Nun mussten die inzwischen entlassenen Angestellten vor Gericht aussagen, wie norwegische Medien berichten. Er und seine Kollegen hätten am 7. August um zirka 15 Uhr vor dem Crew-Hotel zu trinken begonnen, erzählte der Ex-Kopilot dem Richter. Sie hätten ausgemacht, mit dem schweren Alkohol um 20 Uhr aufzuhören und dann auf Bier zu wechseln. Aber daran hielten sich die Air-Baltic-Angestellten offenbar nicht. Wie genau der Abend ablief, daran kann sich der Mann zwar nicht mehr erinnern. Aber vor Gericht gab er an, man habe zusammen wohl zwei Flaschen Whisky getrunken – plus Bier.

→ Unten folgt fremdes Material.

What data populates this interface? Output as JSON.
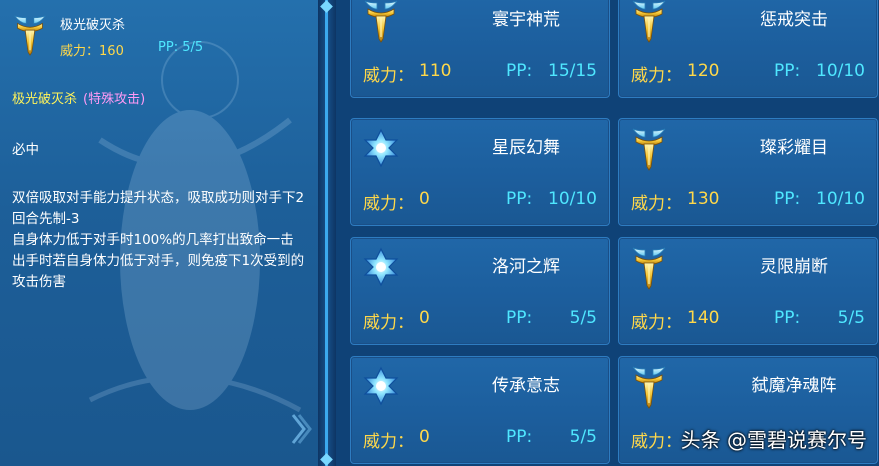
{
  "detail": {
    "name": "极光破灭杀",
    "power_label": "威力",
    "power_value": "160",
    "pp_label": "PP",
    "pp_value": "5/5",
    "title": "极光破灭杀",
    "category": "(特殊攻击)",
    "effect_1": "必中",
    "effect_2": "双倍吸取对手能力提升状态，吸取成功则对手下2回合先制-3",
    "effect_3": "自身体力低于对手时100%的几率打出致命一击",
    "effect_4": "出手时若自身体力低于对手，则免疫下1次受到的攻击伤害",
    "colors": {
      "name": "#ffffff",
      "power": "#ffd84a",
      "pp": "#4fe7ff",
      "title": "#fff35a",
      "category": "#ff9af5"
    }
  },
  "skills": [
    {
      "name": "寰宇神荒",
      "icon": "winged-gold-emblem-icon",
      "power_label": "威力：",
      "power": "110",
      "pp_label": "PP:",
      "pp": "15/15"
    },
    {
      "name": "惩戒突击",
      "icon": "winged-gold-emblem-icon",
      "power_label": "威力：",
      "power": "120",
      "pp_label": "PP:",
      "pp": "10/10"
    },
    {
      "name": "星辰幻舞",
      "icon": "blue-star-icon",
      "power_label": "威力：",
      "power": "0",
      "pp_label": "PP:",
      "pp": "10/10"
    },
    {
      "name": "璨彩耀目",
      "icon": "winged-gold-emblem-icon",
      "power_label": "威力：",
      "power": "130",
      "pp_label": "PP:",
      "pp": "10/10"
    },
    {
      "name": "洛河之辉",
      "icon": "blue-star-icon",
      "power_label": "威力：",
      "power": "0",
      "pp_label": "PP:",
      "pp": "5/5"
    },
    {
      "name": "灵限崩断",
      "icon": "winged-gold-emblem-icon",
      "power_label": "威力：",
      "power": "140",
      "pp_label": "PP:",
      "pp": "5/5"
    },
    {
      "name": "传承意志",
      "icon": "blue-star-icon",
      "power_label": "威力：",
      "power": "0",
      "pp_label": "PP:",
      "pp": "5/5"
    },
    {
      "name": "弑魔净魂阵",
      "icon": "winged-gold-emblem-icon",
      "power_label": "威力：",
      "power": "",
      "pp_label": "",
      "pp": ""
    }
  ],
  "watermark": "头条 @雪碧说赛尔号"
}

Air Baltic führt Routine-Atemluft-Test ein

Die Polizei wertete Überwachungskameras aus. Auf einem Bild ist der Kopilot zu sehen, wie er in einer Bar nur vier Stunden vor dem Abflug des Fluges nach Kreta um 5:45 Uhr morgens einen Drink bestellt. Die Beamten maßen beim Kopiloten denn auch eine Blutalkoholkonzentration von 1,35 Promille. Der Pilot kam auf 0,4 Promille, zwei Flugbegleiter auf 0,4 und 0,8 Promille. Er sei froh, dass «die Polizei uns stoppte», so der Ex-Kopilot.

Das Gericht verurteilte den Kopiloten nun zu 6 Monaten Haft. Der Prozess des Piloten wurde auf den 17. September vertagt. Die Flugbegleiter bekamen eine Haftstrafe von 45 und 60 Tagen. Air Baltic entschuldigte sich gleich nach dem Vorfall. «Sicherheit ist unsere oberste Priorität», so die lettische Airline. Man habe die Kontrollmechanismen verschärft. Ab sofort müsse jeder Mitarbeiter von sicherheitskritischen Bereichen vor dem Flug einen Atemluft-Test machen. Zudem würden die Zufallskontrollen bei den Crews verschärft.